How do you determine whether the function #f(x)=x^3+3x^2+5x+7# is concave up or concave down and its intervals?

To determine whether the function ( f(x) = x^3 + 3x^2 + 5x + 7 ) is concave up or concave down and its intervals, you can find the second derivative of the function and then analyze its sign.

The second derivative, denoted as ( f''(x) ), represents the concavity of the function. If ( f''(x) > 0 ) for a given interval, the function is concave up on that interval. If ( f''(x) < 0 ) for a given interval, the function is concave down on that interval.

To find ( f''(x) ), you first find the first derivative ( f'(x) ), then take the derivative of that result to find ( f''(x) ).

Given ( f(x) = x^3 + 3x^2 + 5x + 7 ), the first derivative ( f'(x) ) is ( f'(x) = 3x^2 + 6x + 5 ).

Taking the derivative of ( f'(x) ) yields the second derivative ( f''(x) = 6x + 6 ).

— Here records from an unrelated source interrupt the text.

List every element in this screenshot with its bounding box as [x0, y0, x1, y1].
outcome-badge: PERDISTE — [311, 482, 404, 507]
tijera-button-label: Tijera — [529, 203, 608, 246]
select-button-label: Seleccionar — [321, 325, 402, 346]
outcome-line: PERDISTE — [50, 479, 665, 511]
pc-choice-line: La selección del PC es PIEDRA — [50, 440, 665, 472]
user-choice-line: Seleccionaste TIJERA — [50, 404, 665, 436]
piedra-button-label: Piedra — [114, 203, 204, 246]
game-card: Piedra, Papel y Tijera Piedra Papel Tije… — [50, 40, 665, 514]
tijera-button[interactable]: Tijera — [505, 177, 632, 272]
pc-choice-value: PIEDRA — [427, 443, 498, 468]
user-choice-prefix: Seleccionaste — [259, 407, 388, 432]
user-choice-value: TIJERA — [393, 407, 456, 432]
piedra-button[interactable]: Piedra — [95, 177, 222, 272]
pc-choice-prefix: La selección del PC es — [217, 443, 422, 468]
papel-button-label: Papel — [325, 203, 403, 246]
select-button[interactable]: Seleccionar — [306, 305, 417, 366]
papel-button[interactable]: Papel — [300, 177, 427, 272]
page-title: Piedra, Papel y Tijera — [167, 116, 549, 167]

To determine the intervals of concavity, you need to find the critical points of ( f''(x) ) by setting ( f''(x) = 0 ) and solving for ( x ).

( 6x + 6 = 0 )

( x = -1 )

Now, test the intervals defined by the critical point ( x = -1 ) and any other relevant points in the second derivative.

For ( x < -1 ), choose a test point such as ( x = -2 ):

( f''(-2) = 6(-2) + 6 = -12 + 6 = -6 ) (negative, concave down)

For ( -1 < x < \infty ), choose a test point such as ( x = 0 ):

( f''(0) = 6(0) + 6 = 6 ) (positive, concave up)

Therefore, the function ( f(x) = x^3 + 3x^2 + 5x + 7 ) is concave down for ( x < -1 ) and concave up for ( -1 < x < \infty ).